The child process reads in the 200MB file, thus growing to that size in memory. The webserver is apache, and it gets that 200MB of content from the child process, thus also growing to 200MB in size. For some reason I don’t quite understand, apache does NOT let go of the child process, even though it demonstrably has all its output. So I now have 400MB worth of memory in use, for a single download. Five customers started up their application, and the 2GB of memory in the server melted like snow in a name-writing contest. The memory can’t be shared, because the child process handles putting it in memory; the kernel can’t possible know it’s all the same bunch of bits. It can’t even be shared between the apache and its child process, the CGI interface is too crude for that. It’s just a pipe, forget about mmap or anything like that.
The machine eventually ran itself out of swap, and started killing processes. That’s when I noticed, of course. I threw a ton of swap at the machine to keep it going, found the code that caused the crazy memory usage, put a brown paper bag over my head, and started looking for a better solution.
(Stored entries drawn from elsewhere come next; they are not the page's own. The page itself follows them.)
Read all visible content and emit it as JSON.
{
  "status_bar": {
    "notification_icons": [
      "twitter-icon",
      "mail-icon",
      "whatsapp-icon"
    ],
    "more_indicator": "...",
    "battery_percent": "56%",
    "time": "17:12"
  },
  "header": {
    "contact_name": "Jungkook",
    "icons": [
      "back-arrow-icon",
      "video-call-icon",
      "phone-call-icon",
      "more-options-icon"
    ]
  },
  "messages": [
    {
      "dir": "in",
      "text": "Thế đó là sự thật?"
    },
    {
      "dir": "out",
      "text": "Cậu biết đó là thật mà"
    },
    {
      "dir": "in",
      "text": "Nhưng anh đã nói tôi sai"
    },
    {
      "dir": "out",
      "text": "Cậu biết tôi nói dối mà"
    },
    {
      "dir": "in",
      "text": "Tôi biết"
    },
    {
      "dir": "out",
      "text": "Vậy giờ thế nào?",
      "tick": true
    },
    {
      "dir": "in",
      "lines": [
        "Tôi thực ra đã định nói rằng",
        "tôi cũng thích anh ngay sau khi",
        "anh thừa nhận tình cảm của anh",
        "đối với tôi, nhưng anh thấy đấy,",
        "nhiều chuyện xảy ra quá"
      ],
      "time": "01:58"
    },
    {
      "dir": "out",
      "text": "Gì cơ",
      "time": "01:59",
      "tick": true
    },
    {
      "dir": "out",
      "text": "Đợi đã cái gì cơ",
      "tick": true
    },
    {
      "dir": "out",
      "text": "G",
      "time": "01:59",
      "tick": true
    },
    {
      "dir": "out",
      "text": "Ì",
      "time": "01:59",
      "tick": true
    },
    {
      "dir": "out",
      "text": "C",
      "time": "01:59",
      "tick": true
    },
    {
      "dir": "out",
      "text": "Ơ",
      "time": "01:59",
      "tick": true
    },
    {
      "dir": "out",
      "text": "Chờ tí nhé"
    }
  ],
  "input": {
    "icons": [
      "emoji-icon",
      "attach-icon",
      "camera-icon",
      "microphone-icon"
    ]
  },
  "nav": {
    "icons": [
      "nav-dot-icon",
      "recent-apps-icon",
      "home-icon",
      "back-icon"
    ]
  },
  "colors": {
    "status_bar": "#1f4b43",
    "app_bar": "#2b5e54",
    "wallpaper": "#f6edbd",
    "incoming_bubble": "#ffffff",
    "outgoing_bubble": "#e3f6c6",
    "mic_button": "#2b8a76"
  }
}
The obvious way to handle this is to have the kernel send the file to the remote end, and have the userspace process — apache in this case — wash its hands of the whole thing. Linux can do this with the sendfile system call. It takes input and output file descriptors, and just sends one to the other. The calling process simply waits for sendfile() to return.
But how can I do this from an apache subprocess? It doesn’t have access to the remote end’s socket file descriptor, only apache has this. That’s where mod_xsendfile comes in. It examines headers coming from subprocesses, looking for a X-Sendfile header. If found, it takes the value (everything after the colon) to be a filename to send to the remote end. The module then discards the content sent by the subprocess, and calls sendfile() instead. So instead of reading in the whole file and outputting it back to apache, I now return only the full path to the file in an X-Sendfile header, and the whole thing is solved. Apache now needs no memory at all per update it sends out, so it’s a lot more scalable.
Apache has a fairly crufty old codebase, and it’s not the most dynamic of projects — but I still don’t understand why mod_xsendfile isn’t a standard module. This should be in every apache distribution — it solved this problem beautifully. Nevertheless, the module is available, and it works. There’s life in the old girl yet!
I should note that lighttpd has this functionality built in, as a part of the included mod_fastcgi. This is perhaps no surprise — lighttpd is specifically intended to be more lightweight and scalable, and perform better, than apache.